Bishop Erik Varden: chastity is integrity, "to harmonize my carnal desires towards life in Christ"
Convert of Lutheranism and Norwegian traps, one of his last books is about the virtue of chastity.
Monsignor Erik Varden, OCS [Cistercian Order of the Cistercian Order of the Stense Of Observance] is bishop of Trondheim, Norway.
Baptized in the Lutheran Church, which in Norway was the official Church until 2012, I grew up in a family without a very explicit Christian practice. My religious search began at the age of 14 or 15, caused by an inner thirst, fueled by literature and music.

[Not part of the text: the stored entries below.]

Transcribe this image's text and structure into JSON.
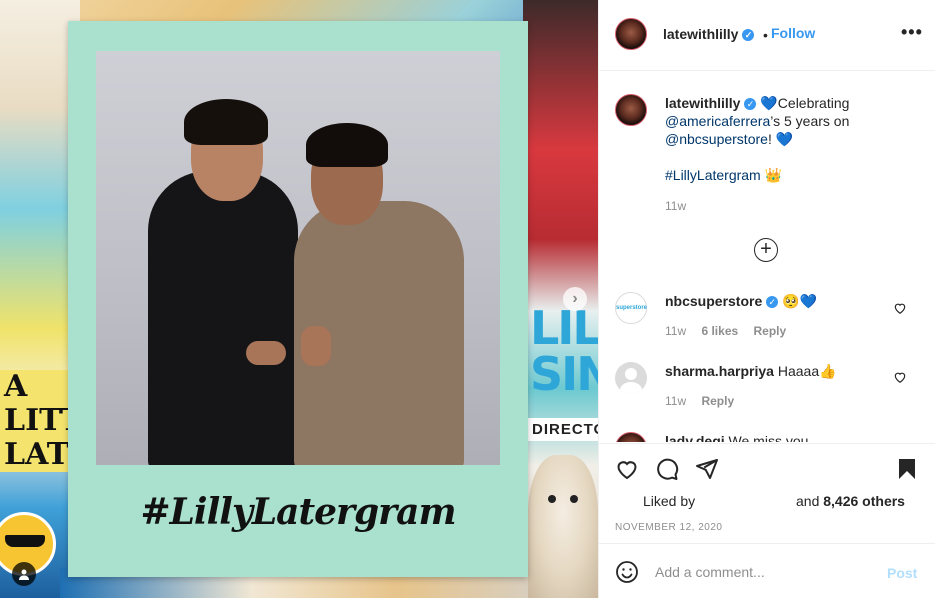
{
  "post": {
    "image_hashtag": "#LillyLatergram",
    "collage_left_text": "A LITT LAT",
    "collage_right_text": "LIL SIN",
    "collage_right_sub": "DIRECTO"
  },
  "header": {
    "username": "latewithlilly",
    "verified_glyph": "✓",
    "separator": "•",
    "follow_label": "Follow",
    "more_label": "•••"
  },
  "caption": {
    "username": "latewithlilly",
    "text_before": "💙Celebrating",
    "mention1": "@americaferrera",
    "text_middle": "’s 5 years on",
    "mention2": "@nbcsuperstore",
    "text_after": "! 💙",
    "hashtag": "#LillyLatergram",
    "hashtag_emoji": "👑",
    "time": "11w"
  },
  "load_more": "+",
  "comments": [
    {
      "username": "nbcsuperstore",
      "avatar_text": "superstore",
      "text": "🥺💙",
      "time": "11w",
      "likes": "6 likes",
      "reply": "Reply"
    },
    {
      "username": "sharma.harpriya",
      "text": "Haaaa👍",
      "time": "11w",
      "reply": "Reply"
    },
    {
      "username": "lady.degi",
      "text": "We miss you"
    }
  ],
  "actions": {
    "liked_by": "Liked by",
    "and_others": "and",
    "others_count": "8,426 others",
    "date": "NOVEMBER 12, 2020"
  },
  "add_comment": {
    "placeholder": "Add a comment...",
    "post_label": "Post"
  },
  "colors": {
    "accent": "#3897f0",
    "post_disabled": "#b2dffc",
    "polaroid": "#a9e0ce"
  }
}
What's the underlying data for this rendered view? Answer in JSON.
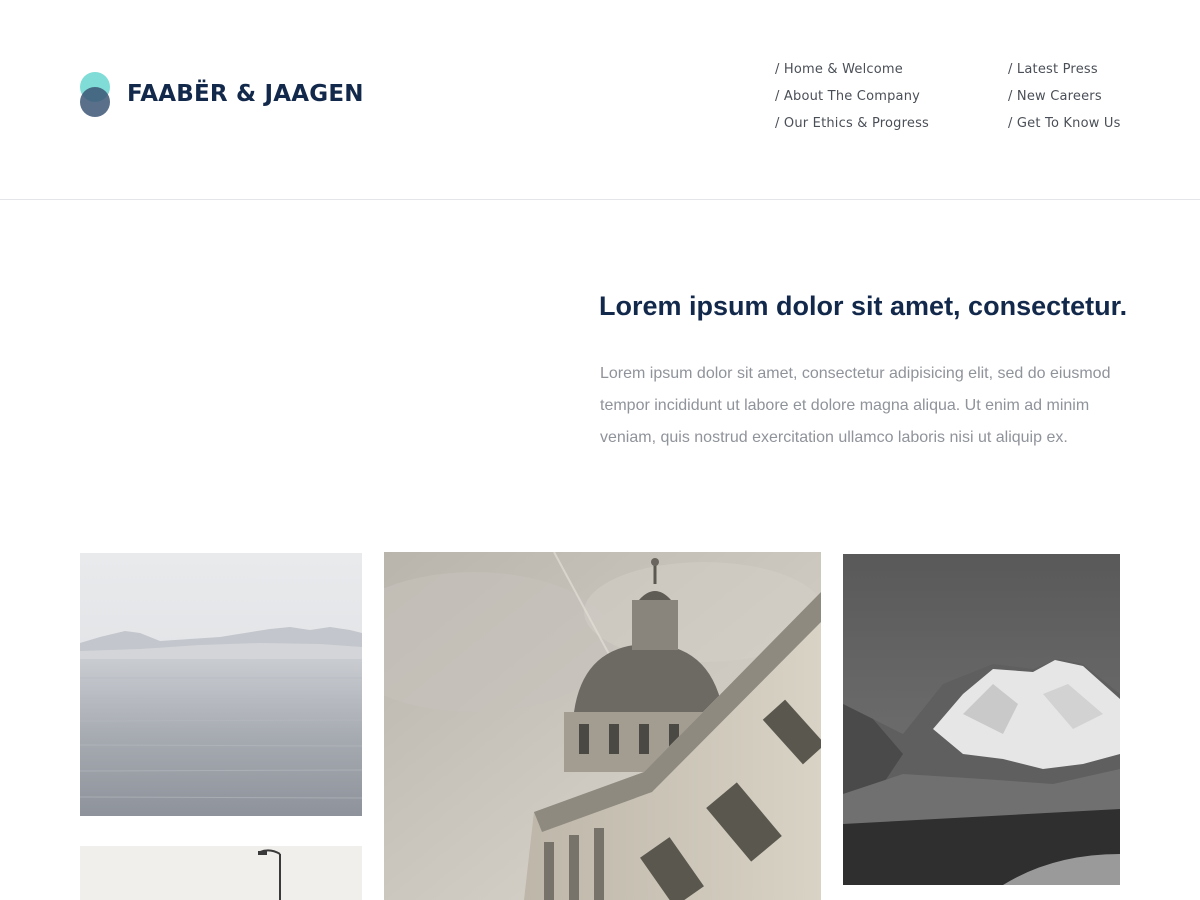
{
  "brand": {
    "name": "FAABËR & JAAGEN",
    "colors": {
      "teal": "#7fdcd6",
      "navy": "#13294b",
      "slate": "#3d5675"
    }
  },
  "nav": {
    "left": [
      {
        "label": "/ Home & Welcome"
      },
      {
        "label": "/ About The Company"
      },
      {
        "label": "/ Our Ethics & Progress"
      }
    ],
    "right": [
      {
        "label": "/ Latest Press"
      },
      {
        "label": "/ New Careers"
      },
      {
        "label": "/ Get To Know Us"
      }
    ]
  },
  "intro": {
    "title": "Lorem ipsum dolor sit amet, consectetur.",
    "body": "Lorem ipsum dolor sit amet, consectetur adipisicing elit, sed do eiusmod tempor incididunt ut labore et dolore magna aliqua. Ut enim ad minim veniam, quis nostrud exercitation ullamco laboris nisi ut aliquip ex."
  },
  "gallery": {
    "photos": [
      "sea-photo",
      "streetlamp-photo",
      "domed-building-photo",
      "snowy-mountain-photo"
    ]
  }
}
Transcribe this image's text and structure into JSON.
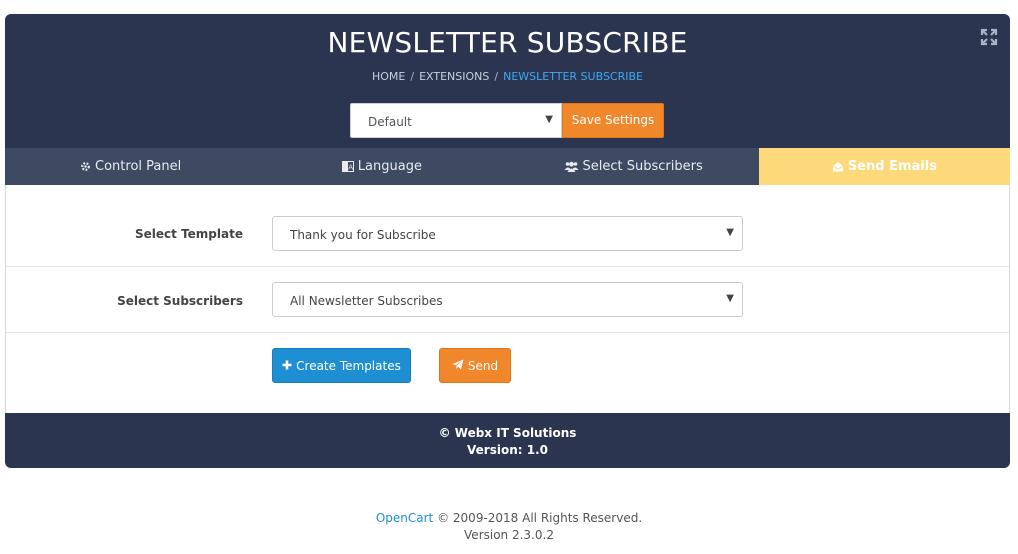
{
  "header": {
    "title": "NEWSLETTER SUBSCRIBE",
    "breadcrumb": [
      "HOME",
      "EXTENSIONS",
      "NEWSLETTER SUBSCRIBE"
    ],
    "store_select_value": "Default",
    "save_label": "Save Settings"
  },
  "tabs": [
    {
      "label": "Control Panel",
      "icon": "cog-icon",
      "active": false
    },
    {
      "label": "Language",
      "icon": "language-icon",
      "active": false
    },
    {
      "label": "Select Subscribers",
      "icon": "users-icon",
      "active": false
    },
    {
      "label": "Send Emails",
      "icon": "envelope-icon",
      "active": true
    }
  ],
  "form": {
    "template_label": "Select Template",
    "template_value": "Thank you for Subscribe",
    "subscribers_label": "Select Subscribers",
    "subscribers_value": "All Newsletter Subscribes",
    "create_label": "Create Templates",
    "send_label": "Send"
  },
  "panel_footer": {
    "copyright": "© Webx IT Solutions",
    "version": "Version: 1.0"
  },
  "page_footer": {
    "link": "OpenCart",
    "rights": "© 2009-2018 All Rights Reserved.",
    "version": "Version 2.3.0.2"
  },
  "colors": {
    "header_bg": "#2b3550",
    "tab_bar_bg": "#3d4a62",
    "active_tab_bg": "#fed97c",
    "orange": "#f0872b",
    "blue": "#1f8fd4",
    "breadcrumb_active": "#3fa9f5"
  }
}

I was 17 years old when I first visited a monastery, a little by chance. Monastic life scared me a little because of its radicalism; at the same time, it fascinated me deeply.
During my first year in Cambridge, a Marist priest, professor of Irish history, accompanied my conversion to Catholicism: we read together all the documents of the Second Vatican Council, an excellent preparation. I stayed at the university for ten years as a student of theology and history of the Church. My doctoral thesis was about Cardinal Pierre de Bérulle (1575-1629) and in 2000 I was able to spend a time of postdoctoral research at the École normale supérieure de la Rue d'Ulm, in Paris. When I returned to Cambridge, it was clear to me that that chapter of my life was over.
My first visit to Mount Saint Bernard Abbey took place in October 2001. I went in search of spiritual guidance and found my future. All life is demanding. The life of the Trap also has its pleasures and comforts. It's a happy life that I've loved myself a lot.
— what St. Benedict meant when he exhorted his monks to "love chastity”:
In the Latin vocabulary of his time, the term castus ("chaste") could be used as a synonym for integer ("integre"). Chastity, understood correctly, implies a search for integrity; it is about harmonizing the various aspects of my being, including my carnal desires, to guide them towards an adequate end: life in Christ that leads me to fulfill the bold promise made by St. Peter, that we become "participants of divine nature" (2 P 1, 4). Only this perspective allows us to understand the deep impulse of our heart and our body.
The meaning of the Greek word "asceticism" is "exercise". Therefore, it is a very appropriate word for our time, in which, even in small rural towns, we find gyms on every corner. Why do we frequent them so often? To allow the body to reach its optimal state, in search of balance and strength.
"When we discover that the soul has demands as great as those of the body, we will want to satisfy them to fulfill the promises that those demands entail. First of all, it will be necessary to awaken to the life of the soul. This is a great and joyful challenge for Christian preaching and catechesis.